Wuzhong, known as "the hometown of China's Hui ethnic group," is located in Ningxia Hui Autonomous Region, home to 10 percent of China's 20 million Muslims. Over 170 kinds of Muslim foods and snacks from nearly 100 restaurants are on offer at the China (Ningxia) Halal Food Cultural Festival held in the city from Sept. 10 to 16.
Sheep offal soup restaurants can be found every few steps. Aromas emanate from the soupy mixture of red chili oil, white broth, green Chinese onion and pink mutton, drawing people in from the hustle and bustle of the street.
Ma Yan and her mother-in-law have run a small sheep offal restaurant for three years. She said the most important part of making the delicious soup is using fresh ingredients and dressings in the proper proportions.
Ma said that besides basic ingredients like sheep heart, liver, lung, head meat and tripe, the soup also needs chili, chopped green onion, smashed garlic and bruised ginger.
"We can achieve the look, the aroma and the taste only after throwing the boiled offal into the pot with the chili soup, boiling it again and putting it into a bowl before sprinkling some coriander on top," she said.
The recipe sounds simple, but it involves skills that have been passed down by the Hui people for generations.
"Hui women inherit the skills from elder generations, and tastes differ among families and restaurants," said Ma, adding that her restaurant receives more than 100 guests every day, most of whom come early in the morning and in the afternoon.
Pastries are also a popular food among the Hui people, and, as the old saying goes, "Hui people have two knives: one is to cut mutton, and the other to cut pastry."
Muslim pastries include youxiang, a cake made of flour with salt and fried in sesame oil, huahua, flower-shaped steamed bread, and sanzi, a crispy, noodle-like fried dough twist.
Muslims enjoy the pastries during fast-breaking festivals, Eid al-Adha and in everyday life.
The most eye-catching food along the street is the whole roasted lamb. A whole lamb the size of a dinner table is roasted to a golden hue -- a sight often seen at big family gatherings and banquets.
"We need to marinate the lamb for eight hours with dressings, then coat it with flour paste before roasting it for two to three hours," said Ma Shaobin, the owner of the Little Xinjiang restaurant in Wuzhong.
"The smell fills the room while we roast it, and guests can enjoy the sliced lamb with seasonings, such as chili sauce, spiced salt or cumin," he said.
Ningxia is the only-provincial level autonomous region for the Hui people, the largest Muslim ethnic group in China. About 30 percent of the region's population is Hui and halal foods are very important in the region.

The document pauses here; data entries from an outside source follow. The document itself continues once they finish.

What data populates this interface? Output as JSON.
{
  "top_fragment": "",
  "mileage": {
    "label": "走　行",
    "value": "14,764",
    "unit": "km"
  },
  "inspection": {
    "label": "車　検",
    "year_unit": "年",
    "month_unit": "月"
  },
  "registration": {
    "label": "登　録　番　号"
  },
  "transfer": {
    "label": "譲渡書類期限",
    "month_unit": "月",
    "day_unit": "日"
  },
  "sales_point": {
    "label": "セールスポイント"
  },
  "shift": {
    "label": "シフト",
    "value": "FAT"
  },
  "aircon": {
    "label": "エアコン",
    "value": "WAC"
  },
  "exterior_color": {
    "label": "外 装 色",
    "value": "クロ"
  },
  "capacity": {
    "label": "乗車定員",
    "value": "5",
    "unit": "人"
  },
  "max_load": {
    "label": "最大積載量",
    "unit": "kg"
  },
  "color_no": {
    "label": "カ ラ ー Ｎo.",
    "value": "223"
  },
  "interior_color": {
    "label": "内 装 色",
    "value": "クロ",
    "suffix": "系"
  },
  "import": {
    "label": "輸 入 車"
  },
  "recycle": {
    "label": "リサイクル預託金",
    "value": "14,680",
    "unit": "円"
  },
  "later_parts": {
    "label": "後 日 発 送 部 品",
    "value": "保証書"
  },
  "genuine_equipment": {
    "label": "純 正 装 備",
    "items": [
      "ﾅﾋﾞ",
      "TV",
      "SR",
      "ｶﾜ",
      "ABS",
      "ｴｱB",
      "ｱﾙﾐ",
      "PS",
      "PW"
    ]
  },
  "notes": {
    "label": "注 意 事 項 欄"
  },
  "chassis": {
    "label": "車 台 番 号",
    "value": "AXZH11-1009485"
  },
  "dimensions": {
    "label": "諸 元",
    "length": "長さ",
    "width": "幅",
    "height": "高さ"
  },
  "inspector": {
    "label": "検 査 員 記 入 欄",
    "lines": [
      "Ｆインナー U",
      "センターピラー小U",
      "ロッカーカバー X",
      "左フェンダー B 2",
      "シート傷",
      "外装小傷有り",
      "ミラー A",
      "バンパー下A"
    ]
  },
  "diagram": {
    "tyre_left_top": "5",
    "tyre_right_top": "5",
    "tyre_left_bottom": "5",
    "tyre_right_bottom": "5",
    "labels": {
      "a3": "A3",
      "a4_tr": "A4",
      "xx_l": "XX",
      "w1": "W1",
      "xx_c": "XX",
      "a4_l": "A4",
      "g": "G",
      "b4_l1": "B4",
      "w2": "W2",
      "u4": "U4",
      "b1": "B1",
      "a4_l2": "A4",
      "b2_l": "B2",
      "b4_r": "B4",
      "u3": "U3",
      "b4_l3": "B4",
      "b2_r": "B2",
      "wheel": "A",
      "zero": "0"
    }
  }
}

As Muslims, Hui people should strictly follow Islamic dietary guidelines gathered from the Quran. Apart from its own cooking methods, such as frying and braising, halal foods in Ningxia also combine Uygur roasting skills and Kazakh stewing methods, making it a unique food category for not only the Hui people, but also people of other ethnic groups.
The halal festival was arranged as part of the 3rd China-Arab States Economic and Trade Forum held in the regional capital Yinchuan from Sept. 12 to 16.

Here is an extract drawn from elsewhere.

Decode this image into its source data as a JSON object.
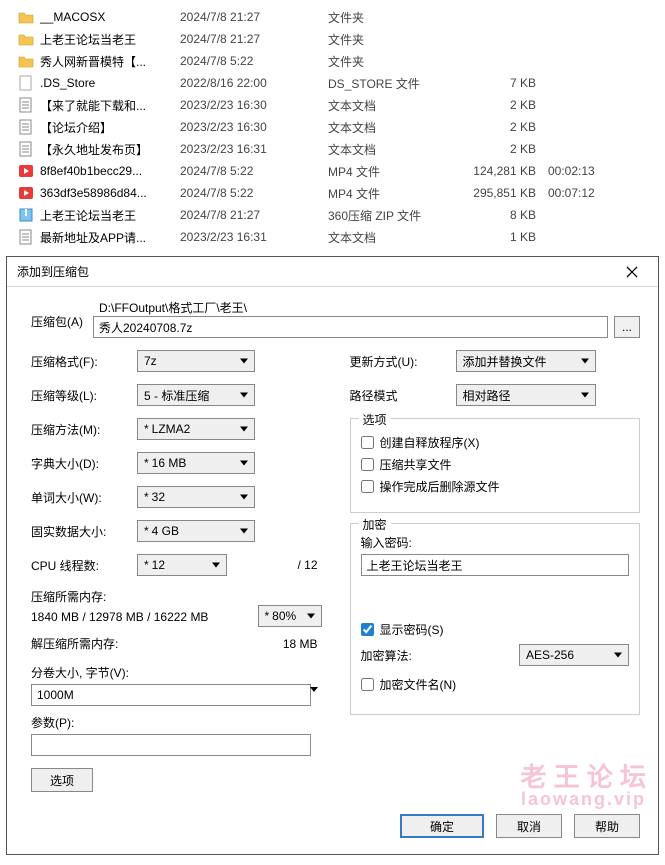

The region has more than 120 companies engaged the halal industry, with a production volume of more than 8 billion yuan (1.27 billion U.S. dollars) last year. Halal beef, mutton and dehydrated vegetables are also exported to the United Arab Emirates, Kuwait, Jordan and other countries.
Ahmed Hafez, counselor of the Beijing mission of the League of Arab States, said halal food is an important industry for cooperation between China and Arab states.
The forum has been serving as a platform for Ningxia's halal advertising, and the region should take the opportunity to offer its halal foods to the world, he added.